One of the solution that works is binary searching on the length of subarray. Length of subarray can vary from 1 to n. We can binary search in range low=1 to high=n and for every mid=(low+high)/2 we can check for all subarray of length=mid if any subarray has sum greater than k in O(n).
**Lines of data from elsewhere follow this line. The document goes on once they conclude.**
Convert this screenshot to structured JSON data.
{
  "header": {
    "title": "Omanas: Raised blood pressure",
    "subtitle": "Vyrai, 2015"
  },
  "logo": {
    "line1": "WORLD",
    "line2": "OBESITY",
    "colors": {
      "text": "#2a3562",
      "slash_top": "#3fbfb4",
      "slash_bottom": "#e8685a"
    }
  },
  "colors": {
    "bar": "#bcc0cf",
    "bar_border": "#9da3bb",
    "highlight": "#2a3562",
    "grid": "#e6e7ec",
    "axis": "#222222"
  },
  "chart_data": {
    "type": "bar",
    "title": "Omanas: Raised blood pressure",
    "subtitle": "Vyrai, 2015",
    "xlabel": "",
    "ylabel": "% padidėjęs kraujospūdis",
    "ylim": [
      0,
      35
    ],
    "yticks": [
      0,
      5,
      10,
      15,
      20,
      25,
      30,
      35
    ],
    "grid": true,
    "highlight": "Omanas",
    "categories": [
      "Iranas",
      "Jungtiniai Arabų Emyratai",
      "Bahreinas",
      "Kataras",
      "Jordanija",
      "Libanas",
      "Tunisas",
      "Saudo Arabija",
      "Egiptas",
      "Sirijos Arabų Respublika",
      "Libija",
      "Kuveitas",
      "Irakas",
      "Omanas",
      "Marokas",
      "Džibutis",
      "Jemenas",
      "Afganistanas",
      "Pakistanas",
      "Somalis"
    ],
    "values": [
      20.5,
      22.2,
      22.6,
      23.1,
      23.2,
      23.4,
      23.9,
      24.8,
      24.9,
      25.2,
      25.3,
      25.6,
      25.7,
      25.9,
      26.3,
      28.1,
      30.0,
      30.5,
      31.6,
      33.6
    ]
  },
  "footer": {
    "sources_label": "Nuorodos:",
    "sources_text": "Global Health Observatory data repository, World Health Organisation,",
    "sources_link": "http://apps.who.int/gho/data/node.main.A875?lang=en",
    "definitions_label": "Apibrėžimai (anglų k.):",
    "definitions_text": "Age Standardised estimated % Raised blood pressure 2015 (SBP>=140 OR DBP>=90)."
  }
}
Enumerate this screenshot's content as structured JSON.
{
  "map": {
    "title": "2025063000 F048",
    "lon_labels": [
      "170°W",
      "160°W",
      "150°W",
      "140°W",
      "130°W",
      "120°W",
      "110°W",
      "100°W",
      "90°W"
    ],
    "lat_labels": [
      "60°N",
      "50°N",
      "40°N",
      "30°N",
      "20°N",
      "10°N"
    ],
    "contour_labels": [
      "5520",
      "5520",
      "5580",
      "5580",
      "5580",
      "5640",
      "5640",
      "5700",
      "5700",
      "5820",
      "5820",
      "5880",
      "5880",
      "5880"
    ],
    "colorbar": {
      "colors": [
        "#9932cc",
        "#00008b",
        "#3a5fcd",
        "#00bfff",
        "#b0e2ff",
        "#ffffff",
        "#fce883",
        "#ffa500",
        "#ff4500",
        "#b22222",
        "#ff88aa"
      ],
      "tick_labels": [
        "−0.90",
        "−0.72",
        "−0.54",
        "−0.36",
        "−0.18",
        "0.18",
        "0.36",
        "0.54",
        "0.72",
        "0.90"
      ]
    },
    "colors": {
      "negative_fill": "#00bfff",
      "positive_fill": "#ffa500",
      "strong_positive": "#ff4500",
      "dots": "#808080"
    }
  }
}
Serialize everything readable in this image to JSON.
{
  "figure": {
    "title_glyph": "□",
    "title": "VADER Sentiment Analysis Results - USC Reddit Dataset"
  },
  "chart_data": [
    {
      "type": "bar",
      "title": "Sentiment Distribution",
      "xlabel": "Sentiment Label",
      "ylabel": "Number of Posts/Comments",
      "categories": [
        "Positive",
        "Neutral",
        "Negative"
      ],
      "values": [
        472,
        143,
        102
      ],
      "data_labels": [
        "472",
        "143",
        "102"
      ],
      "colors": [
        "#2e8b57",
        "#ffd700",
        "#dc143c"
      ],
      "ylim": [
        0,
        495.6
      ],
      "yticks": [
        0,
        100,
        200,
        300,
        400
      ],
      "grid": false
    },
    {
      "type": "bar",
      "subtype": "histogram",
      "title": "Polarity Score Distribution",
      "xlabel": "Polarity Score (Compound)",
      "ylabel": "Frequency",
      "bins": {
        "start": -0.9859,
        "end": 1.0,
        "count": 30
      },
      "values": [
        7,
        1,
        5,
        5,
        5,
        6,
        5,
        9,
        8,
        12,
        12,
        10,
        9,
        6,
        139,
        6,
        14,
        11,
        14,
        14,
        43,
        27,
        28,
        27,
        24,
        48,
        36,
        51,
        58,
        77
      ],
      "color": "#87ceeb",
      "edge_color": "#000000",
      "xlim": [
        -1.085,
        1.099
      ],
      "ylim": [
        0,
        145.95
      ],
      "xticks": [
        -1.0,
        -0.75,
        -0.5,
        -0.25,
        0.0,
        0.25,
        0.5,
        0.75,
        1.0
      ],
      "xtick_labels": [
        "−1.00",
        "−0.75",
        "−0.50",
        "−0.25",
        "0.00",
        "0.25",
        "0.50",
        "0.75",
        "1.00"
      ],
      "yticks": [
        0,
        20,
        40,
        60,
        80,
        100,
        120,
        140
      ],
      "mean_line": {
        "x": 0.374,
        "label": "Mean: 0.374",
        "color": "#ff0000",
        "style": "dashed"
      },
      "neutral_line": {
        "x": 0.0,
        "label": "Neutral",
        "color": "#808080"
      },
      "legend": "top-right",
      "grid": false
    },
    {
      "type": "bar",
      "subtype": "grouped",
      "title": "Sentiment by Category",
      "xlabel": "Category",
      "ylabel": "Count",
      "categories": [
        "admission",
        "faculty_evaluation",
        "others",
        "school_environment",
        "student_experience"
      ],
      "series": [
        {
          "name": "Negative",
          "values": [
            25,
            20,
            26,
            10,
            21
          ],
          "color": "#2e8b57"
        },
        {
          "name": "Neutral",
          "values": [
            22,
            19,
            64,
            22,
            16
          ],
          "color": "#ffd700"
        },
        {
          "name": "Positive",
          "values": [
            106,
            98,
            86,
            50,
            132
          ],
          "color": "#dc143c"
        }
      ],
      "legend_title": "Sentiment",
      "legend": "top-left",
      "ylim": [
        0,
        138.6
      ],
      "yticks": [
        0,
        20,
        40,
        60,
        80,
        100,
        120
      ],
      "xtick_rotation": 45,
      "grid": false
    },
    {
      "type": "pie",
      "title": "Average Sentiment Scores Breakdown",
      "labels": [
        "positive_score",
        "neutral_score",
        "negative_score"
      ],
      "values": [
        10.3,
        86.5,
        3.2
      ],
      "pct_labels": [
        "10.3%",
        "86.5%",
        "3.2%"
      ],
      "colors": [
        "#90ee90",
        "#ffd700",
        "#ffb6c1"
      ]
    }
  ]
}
If any such subarray exist then we can search for higher length subarray i.e. low=mid+1 otherwise we decrease the search length i.e. high=mid-1.
int maxlen(vector<int> v)
{
int hi = n, lo = 1, ans = -1, mid, cnt = 0;
while(lo <= hi) {
mid = hi+lo>>1;
if(cnt = count(mid)) {
ans = mid;
lo = mid + 1;
} else {
hi = mid - 1;
}
return ans;
}
int count(int len) {
int cnt = 0;
for(int i = len; i <= n; i++)
if(prefixsum[i] - prefixsum[i - len] > K)
cnt++;
return cnt;
}
What puzzles me is that if we get sum < k for present length subarray then increasing the search length of subarray will ensure that we'll get some subarray having subarray>k. And if we have subarray>k for any length then by decreasing search length we can get more such subarrays having greater than k sum. It could be that we could have decreased search length to get some subarray>k. So, the question boils down to deciding the predicate of binary search i.e. at each step how we'll decide to change the search range?
The algorithm is incorrect (apart from bugs in the implementation).
Consider the array [6 -7 3 0 0 0 3] with k=5.
low=1 high=7 mid=4 no subarray > k
low=1 high=3 mid=2 no subarray > k
low=1 high=1 mid=1 subarray [6] has sum > k
result: [6] with length 1
But the true answer is [3 0 0 0 3] with length 5.